Texte aus der Praxis
Für ihre korpuslinguistische Analyse nutzt die Autorin den pragmatischen Ansatz, der „Muster (verortet) als Sprachgebrauchsmuster an der sprachlichen Oberfläche“ (65), also an Sprachverwendung. Es um Schlüsselworte (keywords) und Wortverbindungen, die als „n-Gramme“ bezeichnet werden, da sie beliebig lang, also wortreich ausfallen können, sowie um morphosyntaktische Muster (die Wechselwirkung zwischen Satz und Wortstruktur). Ein Textbeispiel gegen Schluss der Dissertation veranschaulicht, wie Muster identifiziert werden (S. 334ff). Das sechste Kapitel „Auswertung“ verdeutlicht en detail, welche Früchte die korpuslinguistische Untersuchung der Autorin erbracht haben, indem konkrete Muster benannt werden. Übrigens wird der Leser bereits im Verlauf seiner Lektüre zahlreiche Sprachmuster im Text erkennen – womit die Feedbackschleife geschlossen scheint: Es handelt sich um einen wissenschaftlichen Text.
Sprachnormen
Das siebente Kapitel widmet sich der höchst interessant zu lesenden Einbettung der Ergebnisse in die Sprachnormenfoschung.

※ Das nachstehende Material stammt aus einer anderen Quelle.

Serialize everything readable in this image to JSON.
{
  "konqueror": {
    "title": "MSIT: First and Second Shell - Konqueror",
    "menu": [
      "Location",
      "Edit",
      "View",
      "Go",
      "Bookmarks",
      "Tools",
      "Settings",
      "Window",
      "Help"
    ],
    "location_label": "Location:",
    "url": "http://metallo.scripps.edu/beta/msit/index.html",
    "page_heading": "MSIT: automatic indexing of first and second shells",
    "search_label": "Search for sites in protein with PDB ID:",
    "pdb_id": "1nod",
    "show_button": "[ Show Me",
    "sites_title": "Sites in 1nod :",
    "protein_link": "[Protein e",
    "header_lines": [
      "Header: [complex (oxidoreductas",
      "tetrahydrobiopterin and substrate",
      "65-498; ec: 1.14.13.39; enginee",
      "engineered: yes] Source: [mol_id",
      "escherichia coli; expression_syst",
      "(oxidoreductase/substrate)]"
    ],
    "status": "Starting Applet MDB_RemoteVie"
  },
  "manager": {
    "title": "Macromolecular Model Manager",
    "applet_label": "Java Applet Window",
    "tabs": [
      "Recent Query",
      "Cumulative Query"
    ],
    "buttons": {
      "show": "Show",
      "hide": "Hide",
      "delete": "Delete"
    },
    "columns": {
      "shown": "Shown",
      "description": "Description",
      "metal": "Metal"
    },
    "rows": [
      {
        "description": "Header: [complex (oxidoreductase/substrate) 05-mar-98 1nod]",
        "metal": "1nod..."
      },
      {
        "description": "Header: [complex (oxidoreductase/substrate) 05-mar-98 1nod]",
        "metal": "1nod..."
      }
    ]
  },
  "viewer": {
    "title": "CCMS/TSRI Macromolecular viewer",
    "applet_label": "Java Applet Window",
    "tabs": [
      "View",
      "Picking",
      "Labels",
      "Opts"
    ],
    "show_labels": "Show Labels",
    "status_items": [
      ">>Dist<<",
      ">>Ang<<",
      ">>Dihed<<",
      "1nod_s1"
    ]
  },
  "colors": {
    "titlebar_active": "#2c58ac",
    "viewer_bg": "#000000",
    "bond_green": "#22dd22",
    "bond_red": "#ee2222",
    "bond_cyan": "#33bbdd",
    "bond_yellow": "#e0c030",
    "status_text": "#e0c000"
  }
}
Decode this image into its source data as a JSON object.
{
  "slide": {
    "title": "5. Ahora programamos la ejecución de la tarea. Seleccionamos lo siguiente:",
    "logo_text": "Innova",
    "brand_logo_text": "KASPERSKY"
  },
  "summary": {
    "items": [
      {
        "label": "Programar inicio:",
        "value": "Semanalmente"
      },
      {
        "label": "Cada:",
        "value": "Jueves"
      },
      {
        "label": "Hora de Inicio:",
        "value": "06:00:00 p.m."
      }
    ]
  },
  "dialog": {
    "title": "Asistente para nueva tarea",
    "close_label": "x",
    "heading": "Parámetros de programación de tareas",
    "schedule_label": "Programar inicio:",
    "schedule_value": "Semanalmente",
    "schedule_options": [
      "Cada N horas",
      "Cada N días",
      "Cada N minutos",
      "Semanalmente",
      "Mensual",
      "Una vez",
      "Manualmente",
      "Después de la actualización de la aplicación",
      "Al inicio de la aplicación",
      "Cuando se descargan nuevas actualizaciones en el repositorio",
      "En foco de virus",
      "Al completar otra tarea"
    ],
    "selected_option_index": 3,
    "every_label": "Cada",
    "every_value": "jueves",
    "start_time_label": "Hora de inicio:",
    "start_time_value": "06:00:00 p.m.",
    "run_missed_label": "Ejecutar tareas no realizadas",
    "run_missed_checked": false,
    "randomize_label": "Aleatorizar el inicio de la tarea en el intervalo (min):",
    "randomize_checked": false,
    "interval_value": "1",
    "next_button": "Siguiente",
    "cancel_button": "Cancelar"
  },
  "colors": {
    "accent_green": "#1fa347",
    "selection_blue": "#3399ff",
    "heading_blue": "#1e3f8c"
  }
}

Selbst für reine Sprachanwender, die sich um Theorie wenig oder gar nicht scheren, ist die Frage nach der Norm relevant; denn implizit orientiert sich jeder Sprachverwender an Normen, und auch Mustererkennung setzt eine Normannahme voraus. Vereinfacht gesprochen, lautet eine Frage, ob sie dem Sprachgebrauch entnommen sind, sozusagen deskriptive Destillate: „man sagt das so“, „bei uns gilt und deshalb….“ – oder ob es um eine abstrakte Norm des idealen Sprechers geht. Diese Norm wirkt als regulatives Prinzip, als Leitstern, als Maßstab, deskriptiv und als Referenz für Indizien und Beurteilung korrekten und guten Sprachgebrauchs. Dies signalisieren insbesondere in diesem Kontext diskutierte Begriffe wie Erwartbarkeit, Verpflichtung (sgrad) unter dem Vorzeichen von Regelmäßigkeit. Nicht zuletzt kommt es darauf an, sprachliche Verständigung auf Dauer zu stellen.
Didaktische Konsequenzen
Die Frage nach der Vorbildhaftigkeit und sowie Überlegungen zu Folgen für die Didaktik sei das kognitive Momentum hervorgehoben: Denken und Sprachgebrauch sind eng verwoben, das eine gilt als Bedingung für das andere, sichtbar an Lernprozessen und Lernergebnissen, etwa darin, kategoriale Unterscheidungen denken und sprachlich ausdrücken zu können. Die Frage ist, inwiefern der Gebrauch wissenschaftlicher Sprachmuster notwendig einhergeht mit der ihm unterstellten Denkleistung oder aber nur als Phrase genutzt wird, um deren Funktion man weiß, etwa die Funktion, eine logische Herleitung nahezulegen. Induktive korpuslinguistische Forschung und Anwendung wird gegenwärtig auf viele Textsorten bezogen und liefert im Verbund mit KI (Künstliche Intelligenz) und EI (Emotional Computing) ein weites Forschungsfeld, das zu beackern sich aus verschiedenen Gründen lohnt.